To get to the top of the St. Catherine Rapids on the other channel of Lachine, we took a massive tour jet boat to the top. Not many people have been able to paddle this rapid because it is so far out into the river. The boat went right to the side of the rapid for us to be able to score and know what was ahead for the race. There was nothing serious about the rapid. It just looked like really fun big water with one massive distinct curler. To begin the race, the boat got positioned pointing straight upstream with the racers lining both sides of the boat. “3…2…1…GO!” the seven of us racing dropped off the edge of the boat, paddling as hard as possible downstream for the rapid. Dropping off the boat on both sides, forced two different groups that made their way to the rapid before converging. I got pushed right in to the center of the huge curler, and managed to stay upright, but stood in a stern stall for a little bit. The finish line was to hit the boat in this eddy right in the center of the river. I ended up 3rd in my heat and advanced to finals.
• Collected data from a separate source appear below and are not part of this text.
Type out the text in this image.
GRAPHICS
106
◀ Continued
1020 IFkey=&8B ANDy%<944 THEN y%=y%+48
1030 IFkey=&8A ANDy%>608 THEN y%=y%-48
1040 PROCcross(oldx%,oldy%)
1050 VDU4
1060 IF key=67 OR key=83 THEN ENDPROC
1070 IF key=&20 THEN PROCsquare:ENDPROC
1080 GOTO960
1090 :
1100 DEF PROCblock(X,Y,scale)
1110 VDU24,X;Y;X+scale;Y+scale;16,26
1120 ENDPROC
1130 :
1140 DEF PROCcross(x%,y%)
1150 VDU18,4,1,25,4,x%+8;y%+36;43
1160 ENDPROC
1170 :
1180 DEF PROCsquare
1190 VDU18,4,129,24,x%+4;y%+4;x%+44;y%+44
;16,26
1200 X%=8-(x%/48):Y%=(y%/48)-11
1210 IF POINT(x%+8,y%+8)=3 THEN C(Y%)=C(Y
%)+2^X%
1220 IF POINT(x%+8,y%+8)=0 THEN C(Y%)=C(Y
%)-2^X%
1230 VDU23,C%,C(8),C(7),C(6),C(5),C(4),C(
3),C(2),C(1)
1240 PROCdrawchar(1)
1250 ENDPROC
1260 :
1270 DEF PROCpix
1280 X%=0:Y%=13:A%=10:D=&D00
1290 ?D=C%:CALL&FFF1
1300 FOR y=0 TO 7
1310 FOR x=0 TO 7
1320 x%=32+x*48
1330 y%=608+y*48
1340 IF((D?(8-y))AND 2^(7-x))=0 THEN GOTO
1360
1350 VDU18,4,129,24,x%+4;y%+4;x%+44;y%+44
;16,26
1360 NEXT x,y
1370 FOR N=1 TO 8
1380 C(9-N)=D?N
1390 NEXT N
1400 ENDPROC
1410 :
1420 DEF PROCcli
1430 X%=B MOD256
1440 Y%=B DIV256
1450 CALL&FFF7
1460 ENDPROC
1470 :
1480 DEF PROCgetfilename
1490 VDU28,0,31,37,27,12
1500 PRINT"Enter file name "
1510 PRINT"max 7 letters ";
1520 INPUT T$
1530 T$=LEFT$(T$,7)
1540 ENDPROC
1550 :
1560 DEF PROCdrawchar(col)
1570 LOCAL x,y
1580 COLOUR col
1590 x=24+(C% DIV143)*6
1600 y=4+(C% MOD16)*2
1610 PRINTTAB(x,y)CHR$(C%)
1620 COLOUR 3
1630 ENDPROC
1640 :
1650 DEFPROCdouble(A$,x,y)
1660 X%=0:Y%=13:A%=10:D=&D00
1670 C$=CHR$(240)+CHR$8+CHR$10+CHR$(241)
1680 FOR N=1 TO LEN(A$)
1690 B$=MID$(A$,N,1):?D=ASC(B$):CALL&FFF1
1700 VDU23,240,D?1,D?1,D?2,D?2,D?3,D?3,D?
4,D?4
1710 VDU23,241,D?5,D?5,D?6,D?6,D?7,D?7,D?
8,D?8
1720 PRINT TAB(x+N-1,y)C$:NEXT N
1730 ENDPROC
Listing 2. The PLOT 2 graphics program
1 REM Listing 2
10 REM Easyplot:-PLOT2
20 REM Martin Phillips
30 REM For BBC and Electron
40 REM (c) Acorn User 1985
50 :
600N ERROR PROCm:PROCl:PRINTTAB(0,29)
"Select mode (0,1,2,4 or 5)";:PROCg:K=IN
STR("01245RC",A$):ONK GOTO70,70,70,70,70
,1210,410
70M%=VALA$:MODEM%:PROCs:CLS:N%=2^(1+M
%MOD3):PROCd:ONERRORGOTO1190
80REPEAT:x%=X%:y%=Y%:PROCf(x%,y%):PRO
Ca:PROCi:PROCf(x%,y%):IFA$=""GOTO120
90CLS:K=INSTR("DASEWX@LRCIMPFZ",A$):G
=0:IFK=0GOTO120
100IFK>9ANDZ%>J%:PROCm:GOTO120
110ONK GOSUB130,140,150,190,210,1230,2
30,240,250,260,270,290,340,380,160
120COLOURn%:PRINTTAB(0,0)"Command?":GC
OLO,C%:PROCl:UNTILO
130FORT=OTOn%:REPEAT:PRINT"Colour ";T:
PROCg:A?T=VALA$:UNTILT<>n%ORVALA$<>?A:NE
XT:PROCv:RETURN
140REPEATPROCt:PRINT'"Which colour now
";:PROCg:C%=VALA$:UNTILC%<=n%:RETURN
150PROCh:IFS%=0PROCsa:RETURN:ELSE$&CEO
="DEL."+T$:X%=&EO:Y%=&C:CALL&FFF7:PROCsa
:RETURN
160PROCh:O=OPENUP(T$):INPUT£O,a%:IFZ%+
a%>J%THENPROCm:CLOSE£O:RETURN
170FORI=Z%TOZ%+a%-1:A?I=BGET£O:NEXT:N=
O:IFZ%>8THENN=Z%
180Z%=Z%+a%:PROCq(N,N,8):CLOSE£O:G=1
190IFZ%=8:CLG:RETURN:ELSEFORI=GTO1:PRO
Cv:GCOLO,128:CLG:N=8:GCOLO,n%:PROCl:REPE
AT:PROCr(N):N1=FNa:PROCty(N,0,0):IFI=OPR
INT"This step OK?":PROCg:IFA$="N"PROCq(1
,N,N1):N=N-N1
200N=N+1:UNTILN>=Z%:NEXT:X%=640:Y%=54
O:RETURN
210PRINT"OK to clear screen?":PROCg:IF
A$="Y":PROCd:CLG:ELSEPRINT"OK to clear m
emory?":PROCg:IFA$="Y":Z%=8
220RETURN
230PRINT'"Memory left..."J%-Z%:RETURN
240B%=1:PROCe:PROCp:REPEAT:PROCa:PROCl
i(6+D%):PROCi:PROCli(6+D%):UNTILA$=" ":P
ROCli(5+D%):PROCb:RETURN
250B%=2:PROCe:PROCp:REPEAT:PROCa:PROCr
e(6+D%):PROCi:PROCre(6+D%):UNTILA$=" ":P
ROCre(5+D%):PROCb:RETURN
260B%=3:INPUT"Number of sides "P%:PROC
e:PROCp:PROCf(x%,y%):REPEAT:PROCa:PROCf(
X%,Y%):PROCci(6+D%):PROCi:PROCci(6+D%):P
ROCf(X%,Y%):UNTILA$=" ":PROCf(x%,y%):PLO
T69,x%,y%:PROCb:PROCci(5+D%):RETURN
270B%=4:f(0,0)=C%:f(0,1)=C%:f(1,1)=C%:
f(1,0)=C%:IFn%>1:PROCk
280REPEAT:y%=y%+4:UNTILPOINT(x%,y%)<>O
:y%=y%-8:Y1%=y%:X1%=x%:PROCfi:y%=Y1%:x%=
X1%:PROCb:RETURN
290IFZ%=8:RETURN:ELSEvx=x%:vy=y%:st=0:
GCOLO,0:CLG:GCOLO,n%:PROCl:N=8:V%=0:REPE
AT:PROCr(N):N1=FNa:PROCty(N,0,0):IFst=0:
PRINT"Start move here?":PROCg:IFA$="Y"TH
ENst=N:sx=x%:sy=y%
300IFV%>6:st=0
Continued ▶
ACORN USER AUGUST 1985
The second heat made their way down the course as we waited back at the island. The finals heat was pretty stacked with some good boaters. It was a pretty similar race, except this time I managed to hit the side of the curler to not get slowed down as much. In the finishing stretch Marcos Gallegos and I were out in the lead with others close behind. Just as I was crossing over the boils towards the boat Kalob hit the back of my stern just hard enough to make me lose control of the bow and drift slightly upstream. I happened to take fifth in Boater cross as well. Marcos took first and Kalob was just behind in second.

I instantly knew I had just barely missed out on the Grand Prix spots, but I couldn’t be disappointed with 3rd overall! Marcos and Kalob tied for first in the overall and claimed their spots at the 2016 Whitewater Grand Prix and I was stoked for both of them.

Thanks to Ian Vogel for putting on the event! It ran super well and will be even better next year! Also huge thanks to the jet skis and tour boat for making it possible for the unique experience to paddle some great whitewater! I encourage everyone that is around next year to attend Montréal en Eau-Vive in the middle of August!